Viral Aparat Security Saat Pemuda pada waktu Ingin Foto dengan Jokowi, Istana: Bukan Paspampres

JAKARTA – Istana Kepresidenan mengakses pernyataan terkait dugaan pemukulan terhadap orang pemuda diduga oleh aparat keamanan ketika ingin berfoto dengan Presiden Jokowi dalam Samarinda. Deputi Area Protokol, Pers, kemudian Media Massa Sekretariat Presiden Yusuf Permana memverifikasi pemukulan tidak dijalankan oleh anggota Paspampres .
“Kami sudah pernah koordinasi dengan teman-teman Paspampres bahwa tidak ada ada pemukulan oleh Paspampres. Kami akan cek Tim Pengamanan Wilayah,” kata Yusuf pada keterangannya, Selasa (10/9/2024).
Yusuf menjelaskan Paspampres di melakukan tugasnya dituntut selain waspada juga humanis. “Hal itu juga menjadi penekanan dari Bapak Presiden untuk terus-menerus bersifat humanis. Pengamanan Presiden terdiri dari berbagai unsur, di tempat Ring 1 ada Paspampres dan juga di dalam Ring 2 juga 3 ada TNI Polri,” katanya.
Meski begitu, Yusuf memohon maaf terhadap rakyat berhadapan dengan kejadian pemukulan yang diduga oleh oknum aparat keamanan tersebut. “Kami mohon maaf terhadap penduduk menghadapi kejadian tersebut.
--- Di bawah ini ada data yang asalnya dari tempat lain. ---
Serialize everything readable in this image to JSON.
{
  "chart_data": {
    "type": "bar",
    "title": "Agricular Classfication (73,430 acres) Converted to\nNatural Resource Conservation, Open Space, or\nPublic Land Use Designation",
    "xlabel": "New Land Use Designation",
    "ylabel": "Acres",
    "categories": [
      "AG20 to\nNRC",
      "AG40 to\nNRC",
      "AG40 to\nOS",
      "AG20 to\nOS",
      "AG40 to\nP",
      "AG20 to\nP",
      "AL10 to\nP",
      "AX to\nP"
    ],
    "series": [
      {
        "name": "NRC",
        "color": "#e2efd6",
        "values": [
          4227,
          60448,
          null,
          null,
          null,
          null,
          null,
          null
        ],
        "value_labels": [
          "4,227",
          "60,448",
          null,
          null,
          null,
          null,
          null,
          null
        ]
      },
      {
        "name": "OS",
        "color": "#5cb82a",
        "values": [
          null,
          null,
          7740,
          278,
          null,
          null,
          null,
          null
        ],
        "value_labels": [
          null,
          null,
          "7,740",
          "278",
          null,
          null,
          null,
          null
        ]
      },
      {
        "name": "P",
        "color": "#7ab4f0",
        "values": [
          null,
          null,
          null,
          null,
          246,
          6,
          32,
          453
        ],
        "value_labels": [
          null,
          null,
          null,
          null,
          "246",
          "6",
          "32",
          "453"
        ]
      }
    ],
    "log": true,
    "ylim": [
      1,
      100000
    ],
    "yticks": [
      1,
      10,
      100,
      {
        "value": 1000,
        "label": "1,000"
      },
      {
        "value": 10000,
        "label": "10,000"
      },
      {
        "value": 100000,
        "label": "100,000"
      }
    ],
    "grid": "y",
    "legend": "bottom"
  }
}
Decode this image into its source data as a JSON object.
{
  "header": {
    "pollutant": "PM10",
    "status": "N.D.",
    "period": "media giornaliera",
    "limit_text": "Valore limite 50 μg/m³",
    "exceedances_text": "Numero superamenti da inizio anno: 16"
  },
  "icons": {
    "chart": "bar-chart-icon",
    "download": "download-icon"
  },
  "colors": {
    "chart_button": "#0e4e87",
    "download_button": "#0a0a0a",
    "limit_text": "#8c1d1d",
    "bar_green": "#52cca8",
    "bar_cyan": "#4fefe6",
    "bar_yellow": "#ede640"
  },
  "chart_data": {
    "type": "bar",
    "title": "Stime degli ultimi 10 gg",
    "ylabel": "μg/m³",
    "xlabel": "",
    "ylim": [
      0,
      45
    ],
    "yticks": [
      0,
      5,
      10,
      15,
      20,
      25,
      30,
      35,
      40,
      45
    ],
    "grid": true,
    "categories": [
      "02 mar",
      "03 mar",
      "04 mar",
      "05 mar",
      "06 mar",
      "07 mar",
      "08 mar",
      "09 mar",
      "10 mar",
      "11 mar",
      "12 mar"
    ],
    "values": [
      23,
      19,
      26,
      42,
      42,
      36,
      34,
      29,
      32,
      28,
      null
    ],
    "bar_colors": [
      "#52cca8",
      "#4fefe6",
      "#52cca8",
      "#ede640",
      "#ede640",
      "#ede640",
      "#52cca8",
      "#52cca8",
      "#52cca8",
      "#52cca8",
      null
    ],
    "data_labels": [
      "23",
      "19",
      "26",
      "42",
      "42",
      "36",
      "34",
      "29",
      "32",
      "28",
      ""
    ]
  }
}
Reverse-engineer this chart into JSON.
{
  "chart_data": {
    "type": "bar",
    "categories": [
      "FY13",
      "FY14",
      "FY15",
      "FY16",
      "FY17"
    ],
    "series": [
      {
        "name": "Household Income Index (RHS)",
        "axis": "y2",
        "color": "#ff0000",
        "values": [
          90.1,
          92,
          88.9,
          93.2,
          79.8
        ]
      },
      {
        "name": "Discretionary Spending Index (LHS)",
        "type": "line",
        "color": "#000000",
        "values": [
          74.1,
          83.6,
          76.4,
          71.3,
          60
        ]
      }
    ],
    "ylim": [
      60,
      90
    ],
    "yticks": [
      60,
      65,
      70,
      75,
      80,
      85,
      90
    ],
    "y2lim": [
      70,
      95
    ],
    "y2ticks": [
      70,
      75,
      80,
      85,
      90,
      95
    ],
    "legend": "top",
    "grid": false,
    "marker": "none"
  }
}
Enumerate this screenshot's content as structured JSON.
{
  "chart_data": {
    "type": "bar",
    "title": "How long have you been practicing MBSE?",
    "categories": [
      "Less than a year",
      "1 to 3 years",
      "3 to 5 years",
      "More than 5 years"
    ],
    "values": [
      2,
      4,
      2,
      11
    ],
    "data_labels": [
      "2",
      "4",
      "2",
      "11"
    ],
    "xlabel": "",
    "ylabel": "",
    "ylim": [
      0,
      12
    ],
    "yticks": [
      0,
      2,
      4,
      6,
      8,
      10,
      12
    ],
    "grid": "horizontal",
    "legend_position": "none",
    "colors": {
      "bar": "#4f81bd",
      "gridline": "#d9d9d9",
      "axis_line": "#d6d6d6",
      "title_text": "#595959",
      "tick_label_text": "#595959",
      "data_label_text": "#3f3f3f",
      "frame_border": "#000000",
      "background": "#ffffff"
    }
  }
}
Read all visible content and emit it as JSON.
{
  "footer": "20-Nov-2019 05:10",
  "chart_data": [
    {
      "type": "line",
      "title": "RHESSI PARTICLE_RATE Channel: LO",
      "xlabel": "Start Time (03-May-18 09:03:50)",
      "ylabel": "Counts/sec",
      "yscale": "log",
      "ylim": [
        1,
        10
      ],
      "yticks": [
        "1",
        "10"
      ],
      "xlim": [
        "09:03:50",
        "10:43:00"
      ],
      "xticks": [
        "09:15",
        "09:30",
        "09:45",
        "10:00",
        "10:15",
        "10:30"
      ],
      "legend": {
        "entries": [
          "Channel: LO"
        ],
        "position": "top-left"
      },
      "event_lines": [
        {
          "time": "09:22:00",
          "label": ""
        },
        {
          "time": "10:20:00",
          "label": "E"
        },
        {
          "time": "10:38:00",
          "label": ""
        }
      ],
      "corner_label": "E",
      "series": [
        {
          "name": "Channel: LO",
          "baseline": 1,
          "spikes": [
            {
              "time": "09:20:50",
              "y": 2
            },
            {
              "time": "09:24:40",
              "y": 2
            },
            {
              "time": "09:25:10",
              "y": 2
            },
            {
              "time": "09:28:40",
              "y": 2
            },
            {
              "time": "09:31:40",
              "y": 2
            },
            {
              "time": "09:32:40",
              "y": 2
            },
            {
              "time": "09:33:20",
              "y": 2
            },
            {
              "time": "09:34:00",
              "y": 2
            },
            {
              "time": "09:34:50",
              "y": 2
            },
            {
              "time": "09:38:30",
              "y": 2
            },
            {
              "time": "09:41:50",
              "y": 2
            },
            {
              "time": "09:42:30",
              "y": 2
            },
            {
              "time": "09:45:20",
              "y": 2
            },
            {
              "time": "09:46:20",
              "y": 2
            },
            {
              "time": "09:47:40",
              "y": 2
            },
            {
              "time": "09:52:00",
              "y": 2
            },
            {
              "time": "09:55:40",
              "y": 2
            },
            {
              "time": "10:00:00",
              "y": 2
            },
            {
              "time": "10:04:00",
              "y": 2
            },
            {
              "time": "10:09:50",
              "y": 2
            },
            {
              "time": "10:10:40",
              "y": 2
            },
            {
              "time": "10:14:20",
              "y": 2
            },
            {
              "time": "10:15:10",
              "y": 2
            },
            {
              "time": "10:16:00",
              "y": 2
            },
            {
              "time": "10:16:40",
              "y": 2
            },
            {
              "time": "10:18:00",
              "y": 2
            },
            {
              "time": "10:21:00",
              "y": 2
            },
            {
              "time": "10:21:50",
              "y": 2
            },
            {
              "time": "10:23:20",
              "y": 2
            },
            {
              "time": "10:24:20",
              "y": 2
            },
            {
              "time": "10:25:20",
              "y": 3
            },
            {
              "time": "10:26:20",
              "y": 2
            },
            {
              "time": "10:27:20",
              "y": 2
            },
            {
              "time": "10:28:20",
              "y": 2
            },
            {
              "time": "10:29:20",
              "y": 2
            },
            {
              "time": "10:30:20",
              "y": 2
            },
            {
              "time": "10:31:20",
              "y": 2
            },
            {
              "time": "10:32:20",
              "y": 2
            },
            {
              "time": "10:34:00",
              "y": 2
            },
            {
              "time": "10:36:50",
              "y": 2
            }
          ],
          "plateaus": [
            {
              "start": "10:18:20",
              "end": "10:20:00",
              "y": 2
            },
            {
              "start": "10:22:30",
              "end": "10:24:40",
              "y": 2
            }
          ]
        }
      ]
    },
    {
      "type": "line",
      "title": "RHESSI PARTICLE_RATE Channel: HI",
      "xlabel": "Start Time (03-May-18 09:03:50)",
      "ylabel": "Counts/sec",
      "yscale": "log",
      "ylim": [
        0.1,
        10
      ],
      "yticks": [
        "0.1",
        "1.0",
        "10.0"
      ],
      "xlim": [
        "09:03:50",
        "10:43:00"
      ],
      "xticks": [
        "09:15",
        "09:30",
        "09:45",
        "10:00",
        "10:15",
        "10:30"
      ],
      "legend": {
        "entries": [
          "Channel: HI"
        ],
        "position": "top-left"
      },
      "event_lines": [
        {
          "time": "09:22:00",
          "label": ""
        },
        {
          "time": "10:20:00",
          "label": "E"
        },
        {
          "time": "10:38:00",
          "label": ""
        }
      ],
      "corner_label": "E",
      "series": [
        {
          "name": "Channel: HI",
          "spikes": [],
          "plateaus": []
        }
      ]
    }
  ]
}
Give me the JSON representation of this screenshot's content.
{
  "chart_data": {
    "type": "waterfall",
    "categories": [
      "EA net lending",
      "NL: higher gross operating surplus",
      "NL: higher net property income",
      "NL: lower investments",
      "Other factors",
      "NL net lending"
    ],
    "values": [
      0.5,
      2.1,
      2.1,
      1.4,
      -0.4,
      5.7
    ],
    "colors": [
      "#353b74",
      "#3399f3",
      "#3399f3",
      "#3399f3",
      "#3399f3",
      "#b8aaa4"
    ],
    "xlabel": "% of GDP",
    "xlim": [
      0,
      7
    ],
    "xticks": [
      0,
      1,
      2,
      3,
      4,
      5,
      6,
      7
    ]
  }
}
Dan mengucapkan terimaksih juga sangat menghargai antusias rakyat yang dimaksud ingin menyambut Bapak Presiden. Hal ini akan menjadi pembelajaran lalu evaluasi kami,” katanya.
Untuk diketahui, merebak di dalam media sosial seseorang pemuda mengaku dipukul oleh oknum aparat keamanan usai dirinya ingin berfoto dengan Presiden Jokowi. Berdasarkan informasi yang dimaksud dihimpun, momen yang dimaksud terjadi pada waktu Presiden Jokowi mengunjungi acara MTQ Nasional XXX Tahun 2024 dalam Perkotaan Samarinda, Kalimantan Timur (Kaltim), Hari Minggu (8/9/2024) malam.